Clowes: What about the criticism that too many of the scholarship children already were attending private schools?
Holt: We take only 25 percent of children who previously attended private schools. We could have taken up to the 50 percent–the law allows that–but the governor and others didn’t think that it was a good idea to have half from private schools. So we kept it at the 25 percent level.
Also, we took–by permission–only a limited number of students whose families had incomes above the 200 percent poverty level, even though the law allows more. We anticipated that parents would increase their income levels as their children got older, and they did. When we started the program, the majority of the parents were on AFDC. What we’re finding is that those parents are coming off AFDC and more than 50 percent of our parents now are employed. They are poor, but they are working. That’s to be celebrated.
Clowes: What about the issue of the lottery being held early?
Holt: The initial lottery was scheduled for the end of February, but we didn’t receive the applications we expected. We then realized that most people had not received their W-2s or AFDC paperwork to attach to their application, and so we moved the lottery to a later date and extended applications until March 31. That’s something you learn as you work through these pilot programs.
After the lottery, we kept open the opportunity for any parent to send in an application until the end of August 1998. Even though the lottery assigned all the scholarships, the people didn’t take all of them, leaving some slots open. Every year, we have always had scholarships available for any poor child that applied, and every poor child was offered a scholarship. The only thing that is stopping the children from getting scholarships is that we are running out of seats in the schools that they want.
Clowes: What about the tutoring program?
Holt: We had a variety of people with satisfactory background checks who wanted to be tutors and more than 2,000 children who wanted tutors, but many public schools did not participate in the program. So we offered tutoring at community sites–in community centers and churches. We have about 600 tutors available who are not Cleveland teachers, but retired teachers and teacher’s aides. We did tutor training sessions for them and gave them proficiency information.

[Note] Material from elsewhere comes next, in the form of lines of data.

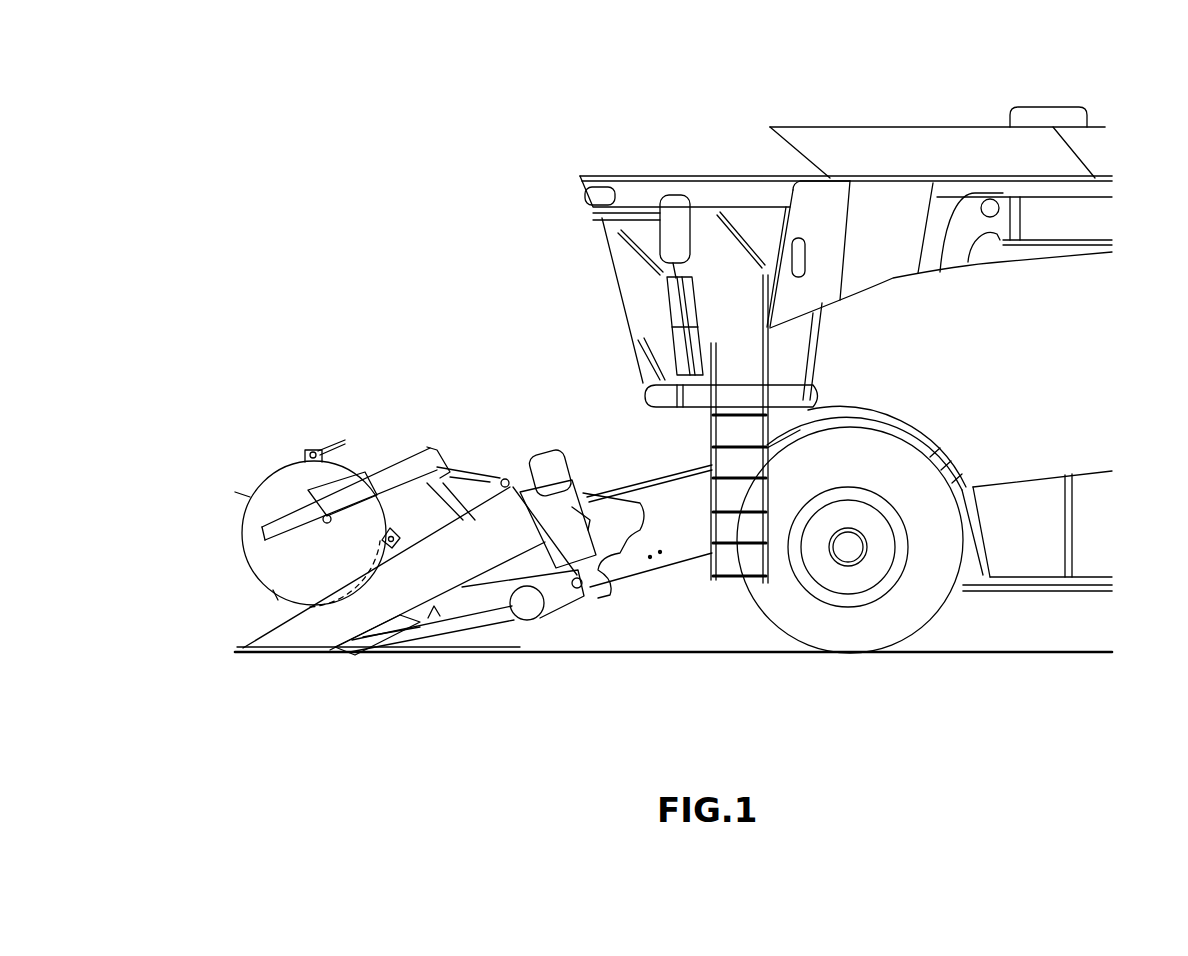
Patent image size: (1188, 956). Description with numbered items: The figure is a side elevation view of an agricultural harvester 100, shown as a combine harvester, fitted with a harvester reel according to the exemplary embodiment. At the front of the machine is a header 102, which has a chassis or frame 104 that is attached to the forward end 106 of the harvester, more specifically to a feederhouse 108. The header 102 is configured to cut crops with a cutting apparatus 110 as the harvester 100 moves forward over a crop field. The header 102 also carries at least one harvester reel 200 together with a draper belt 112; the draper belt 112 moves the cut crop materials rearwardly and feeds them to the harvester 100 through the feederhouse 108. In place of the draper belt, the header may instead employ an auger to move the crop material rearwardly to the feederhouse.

The agricultural harvester 100 is at (967, 107).
The header 102 is at (595, 710).
The chassis or frame 104 is at (575, 578).
The forward end 106 is at (548, 448).
The feederhouse 108 is at (600, 497).
The cutting apparatus 110 is at (343, 657).
The draper belt 112 is at (437, 614).
The harvester reel 200 is at (246, 470).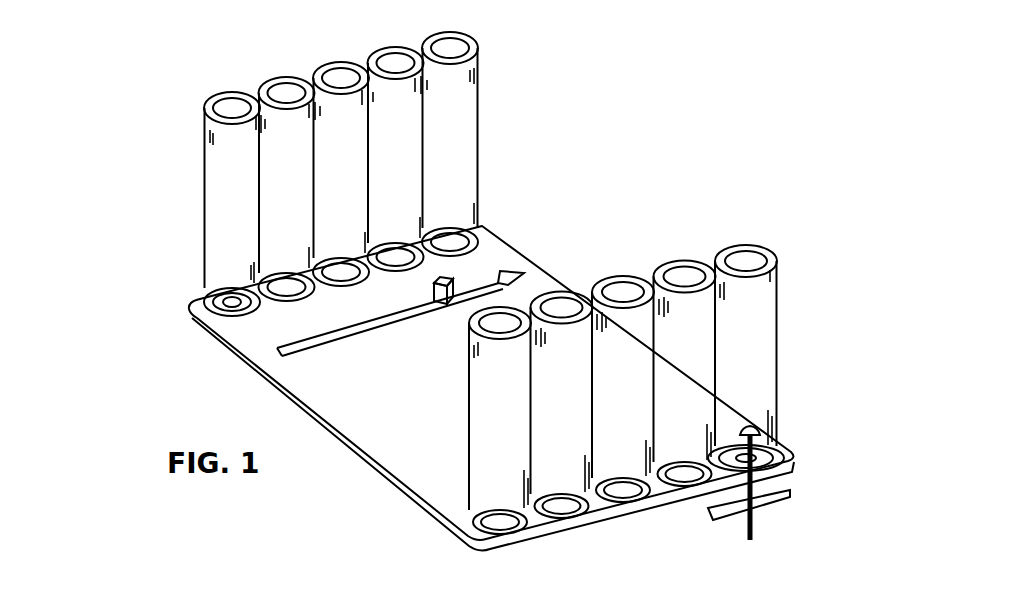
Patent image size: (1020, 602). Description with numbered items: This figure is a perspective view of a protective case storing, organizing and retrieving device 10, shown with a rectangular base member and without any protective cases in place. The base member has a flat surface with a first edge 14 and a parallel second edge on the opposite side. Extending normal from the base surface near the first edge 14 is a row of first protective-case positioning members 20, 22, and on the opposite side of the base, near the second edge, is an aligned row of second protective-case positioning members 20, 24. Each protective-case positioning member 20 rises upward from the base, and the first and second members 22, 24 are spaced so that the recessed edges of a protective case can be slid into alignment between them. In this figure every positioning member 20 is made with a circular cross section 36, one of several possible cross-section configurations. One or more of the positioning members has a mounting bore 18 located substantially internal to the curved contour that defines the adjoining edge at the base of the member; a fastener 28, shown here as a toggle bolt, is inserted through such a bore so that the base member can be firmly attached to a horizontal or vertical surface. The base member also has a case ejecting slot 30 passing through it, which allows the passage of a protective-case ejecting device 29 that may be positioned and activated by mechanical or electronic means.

The protective case storing, organizing and retrieving device 10 is at (618, 212).
The first edge 14 is at (350, 244).
The mounting ring / recess 18 is at (207, 313).
The protective-case positioning member 20 is at (481, 283).
The first protective-case positioning member 22 is at (217, 232).
The second protective-case positioning member 24 is at (478, 422).
The fastener 28 is at (753, 535).
The protective-case ejecting device 29 is at (450, 280).
The case ejecting slot 30 is at (503, 275).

Clowes: What advice do you have for legislators who are planning to set up pilot programs in other cities and in other states?
Holt: Number one, if you are going to set up a program that is outside the public school arena, do not house it in the public school state office. If you do place the responsibility with the State Department of Education, then make sure that they are ready to take on the program–not just give it lip service–and support it in the same way they support programs for public schools.
The second part is to create a separate unit for the program, where there is full concentration and full-time staff, and where fiscal and administrative controls rest firmly with the director of the program. In the scholarship program, evaluation costs and transportation costs caused the 1997-98 budget overrun, but the Ohio Department of Education was responsible for the budgetary decisions that caused the shortfall.
Finally, you have to have a person that’s willing to put in the time and energy to make it happen, and be thick-skinned. Desegregation was not a popular issue, and it was very difficult. The voucher issue is not a popular one, and it’s very difficult, too.
We are doing this for the children. I’ve been in the education business long enough to see three–going on four–generations in the City of Cleveland not being educated. But even out in the suburbs, with their excellent schools, their students are last in the world in physics.